Oracle 23ai introduces Select AI — a feature that lets you query your Oracle database using plain English (or other natural languages), which Oracle translates into SQL using an LLM.
It’s not magic. It’s a bridge between a large language model (OpenAI, Cohere, or others) and your database schema.

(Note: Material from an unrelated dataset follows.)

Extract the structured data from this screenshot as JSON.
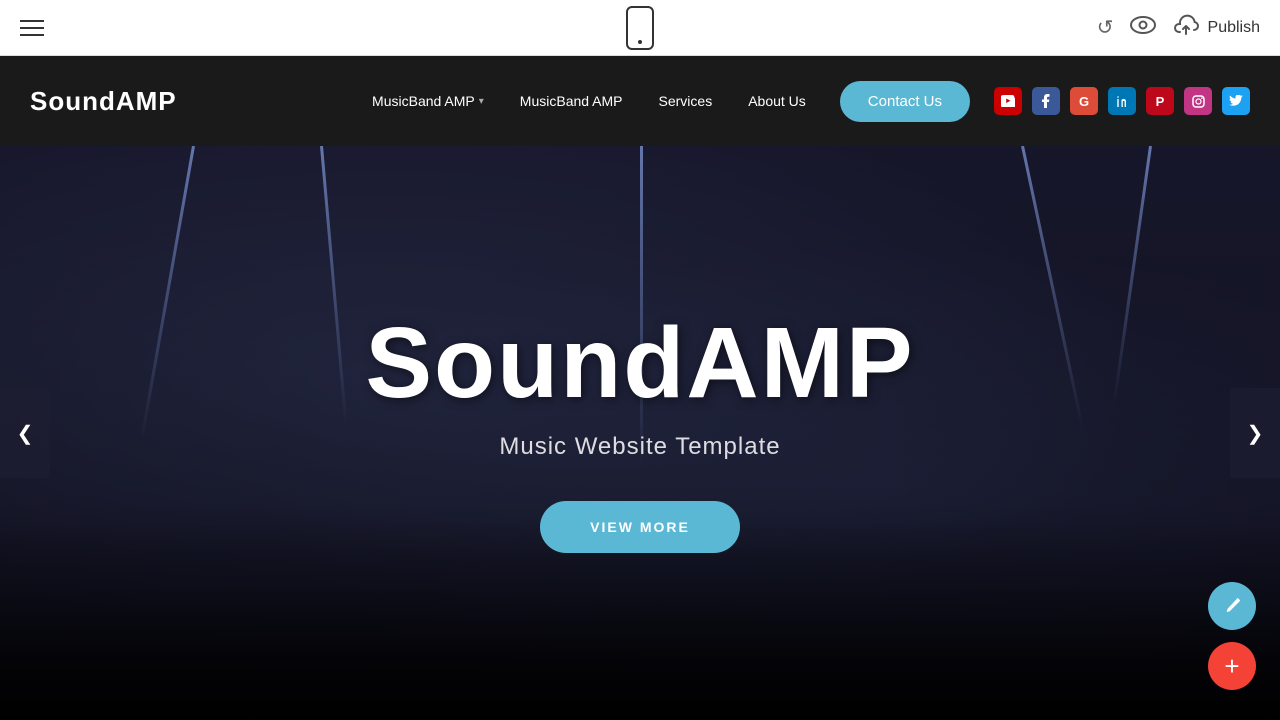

But it’s designed carefully, with schema awareness and configurable profiles.
Setting up a Select AI profile:
BEGIN
DBMS_CLOUD_AI.CREATE_PROFILE(
profile_name => 'hr_assistant',
attributes => '{
"provider" : "openai",
"credential_name": "openai_cred",
"object_list" : [
{"owner": "HR", "name": "EMPLOYEES"},
{"owner": "HR", "name": "DEPARTMENTS"}
]
}'
);
END;
Querying in natural language:
SELECT AI 'How many employees are in the Sales department?'
USING PROFILE hr_assistant;
Oracle translates this to the appropriate SQL and returns the results.
Modes of operation:
-- See the SQL that was generated (transparency mode)
SELECT AI SHOWSQL 'List top 5 earning employees by department'
USING PROFILE hr_assistant;
-- Explain the results in natural language
SELECT AI NARRATE 'What was the headcount change from 2023 to 2024?'
USING PROFILE hr_assistant;
Honest caveats
Select AI depends on an external LLM provider (it currently doesn’t use a built-in model). The quality of generated SQL depends heavily on schema naming, documentation, and the complexity of the question. It works best on well-named schemas with reasonable cardinality — it will struggle with highly normalized schemas or ambiguous business terminology.
But as a natural language layer on top of structured data, it’s a legitimate tool for non-SQL users. Executive dashboards, self-service analytics, and chatbot integrations are all viable use cases.